I would like to understand, how the yugabyte stores data on the low level. As I understand, the yugabyte is built on the DocDB and RocksDB. So at the end, it stores data as key value.In short the key is built based on the primary key columns (doc).
The value is stored as document with subkeys and corresponding values.
Do I get it right that yugabyte stores it as column per cell ? So each column is separate key,value.
When I have table:
CREATE TABLE sample
(
id INT NOT NULL,
name INT NOT NULL,
doc jsonb NOT NULL,
creation_date timestamp,
PRIMARY KEY (id)
);
One record will result into following key values:
DocumentKey1, T10 -> {} // This is an init marker
DocumentKey1, name, T10 -> Value1
DocumentKey1, doc, T10 -> Value2
DocumentKey1, creation_date, T10 -> Value3
As I understand, it is not possible to define column families on my own. Correct?
Hi, yes, the idea that there is one key for each column value was true until we implemented packed rows.

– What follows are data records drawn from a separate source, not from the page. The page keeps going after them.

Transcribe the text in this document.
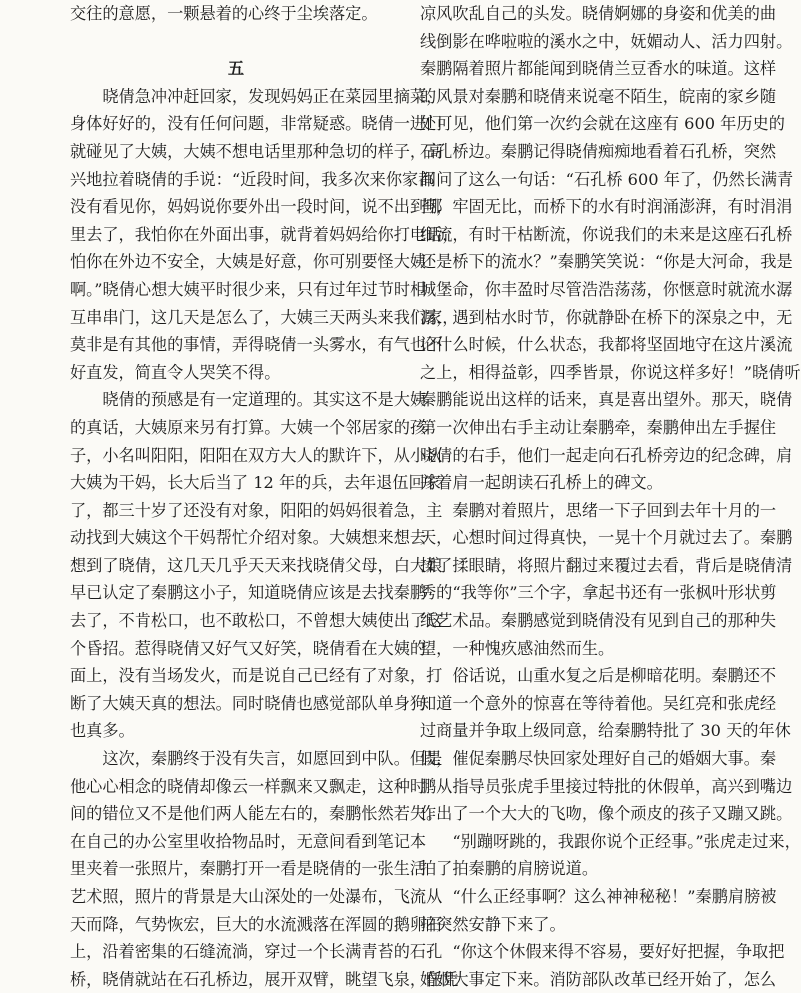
交往的意愿，一颗悬着的心终于尘埃落定。
五
　　晓倩急冲冲赶回家，发现妈妈正在菜园里摘菜，
身体好好的，没有任何问题，非常疑惑。晓倩一进门
就碰见了大姨，大姨不想电话里那种急切的样子，高
兴地拉着晓倩的手说：“近段时间，我多次来你家都
没有看见你，妈妈说你要外出一段时间，说不出到哪
里去了，我怕你在外面出事，就背着妈妈给你打电话，
怕你在外边不安全，大姨是好意，你可别要怪大姨
啊。”晓倩心想大姨平时很少来，只有过年过节时相
互串串门，这几天是怎么了，大姨三天两头来我们家，
莫非是有其他的事情，弄得晓倩一头雾水，有气也不
好直发，简直令人哭笑不得。
　　晓倩的预感是有一定道理的。其实这不是大姨
的真话，大姨原来另有打算。大姨一个邻居家的孩
子，小名叫阳阳，阳阳在双方大人的默许下，从小认
大姨为干妈，长大后当了 12 年的兵，去年退伍回家
了，都三十岁了还没有对象，阳阳的妈妈很着急，主
动找到大姨这个干妈帮忙介绍对象。大姨想来想去
想到了晓倩，这几天几乎天天来找晓倩父母，白大娘
早已认定了秦鹏这小子，知道晓倩应该是去找秦鹏
去了，不肯松口，也不敢松口，不曾想大姨使出了这
个昏招。惹得晓倩又好气又好笑，晓倩看在大姨的
面上，没有当场发火，而是说自己已经有了对象，打
断了大姨天真的想法。同时晓倩也感觉部队单身狗
也真多。
　　这次，秦鹏终于没有失言，如愿回到中队。但是
他心心相念的晓倩却像云一样飘来又飘走，这种时
间的错位又不是他们两人能左右的，秦鹏怅然若失。
在自己的办公室里收拾物品时，无意间看到笔记本
里夹着一张照片，秦鹏打开一看是晓倩的一张生活
艺术照，照片的背景是大山深处的一处瀑布，飞流从
天而降，气势恢宏，巨大的水流溅落在浑圆的鹅卵石
上，沿着密集的石缝流淌，穿过一个长满青苔的石孔
桥，晓倩就站在石孔桥边，展开双臂，眺望飞泉，任凭
凉风吹乱自己的头发。晓倩婀娜的身姿和优美的曲
线倒影在哗啦啦的溪水之中，妩媚动人、活力四射。
秦鹏隔着照片都能闻到晓倩兰豆香水的味道。这样
的风景对秦鹏和晓倩来说毫不陌生，皖南的家乡随
处可见，他们第一次约会就在这座有 600 年历史的
石孔桥边。秦鹏记得晓倩痴痴地看着石孔桥，突然
间问了这么一句话：“石孔桥 600 年了，仍然长满青
苔，牢固无比，而桥下的水有时润涌澎湃，有时涓涓
细流，有时干枯断流，你说我们的未来是这座石孔桥
还是桥下的流水？”秦鹏笑笑说：“你是大河命，我是
城堡命，你丰盈时尽管浩浩荡荡，你惬意时就流水潺
潺，遇到枯水时节，你就静卧在桥下的深泉之中，无
论什么时候，什么状态，我都将坚固地守在这片溪流
之上，相得益彰，四季皆景，你说这样多好！”晓倩听
秦鹏能说出这样的话来，真是喜出望外。那天，晓倩
第一次伸出右手主动让秦鹏牵，秦鹏伸出左手握住
晓倩的右手，他们一起走向石孔桥旁边的纪念碑，肩
并着肩一起朗读石孔桥上的碑文。
　　秦鹏对着照片，思绪一下子回到去年十月的一
天，心想时间过得真快，一晃十个月就过去了。秦鹏
揉了揉眼睛，将照片翻过来覆过去看，背后是晓倩清
秀的“我等你”三个字，拿起书还有一张枫叶形状剪
纸艺术品。秦鹏感觉到晓倩没有见到自己的那种失
望，一种愧疚感油然而生。
　　俗话说，山重水复之后是柳暗花明。秦鹏还不
知道一个意外的惊喜在等待着他。吴红亮和张虎经
过商量并争取上级同意，给秦鹏特批了 30 天的年休
假，催促秦鹏尽快回家处理好自己的婚姻大事。秦
鹏从指导员张虎手里接过特批的休假单，高兴到嘴边
作出了一个大大的飞吻，像个顽皮的孩子又蹦又跳。
　　“别蹦呀跳的，我跟你说个正经事。”张虎走过来，
拍了拍秦鹏的肩膀说道。
　　“什么正经事啊？这么神神秘秘！”秦鹏肩膀被
拍突然安静下来了。
　　“你这个休假来得不容易，要好好把握，争取把
婚姻大事定下来。消防部队改革已经开始了，怎么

Now, when you insert, each SQL row corresponds to a single key-value pair in RocksDB. When you update a column, it creates an additional key-value pair because the version timestamp is included in the key, along with the new column value. After the compaction, these are repacked into a single key-value per row.
Hi, thanks for the explanation, it is clear right now. And I’ve just ran into this page Packed rows in DocDB | YugabyteDB Docs where it is clearly described.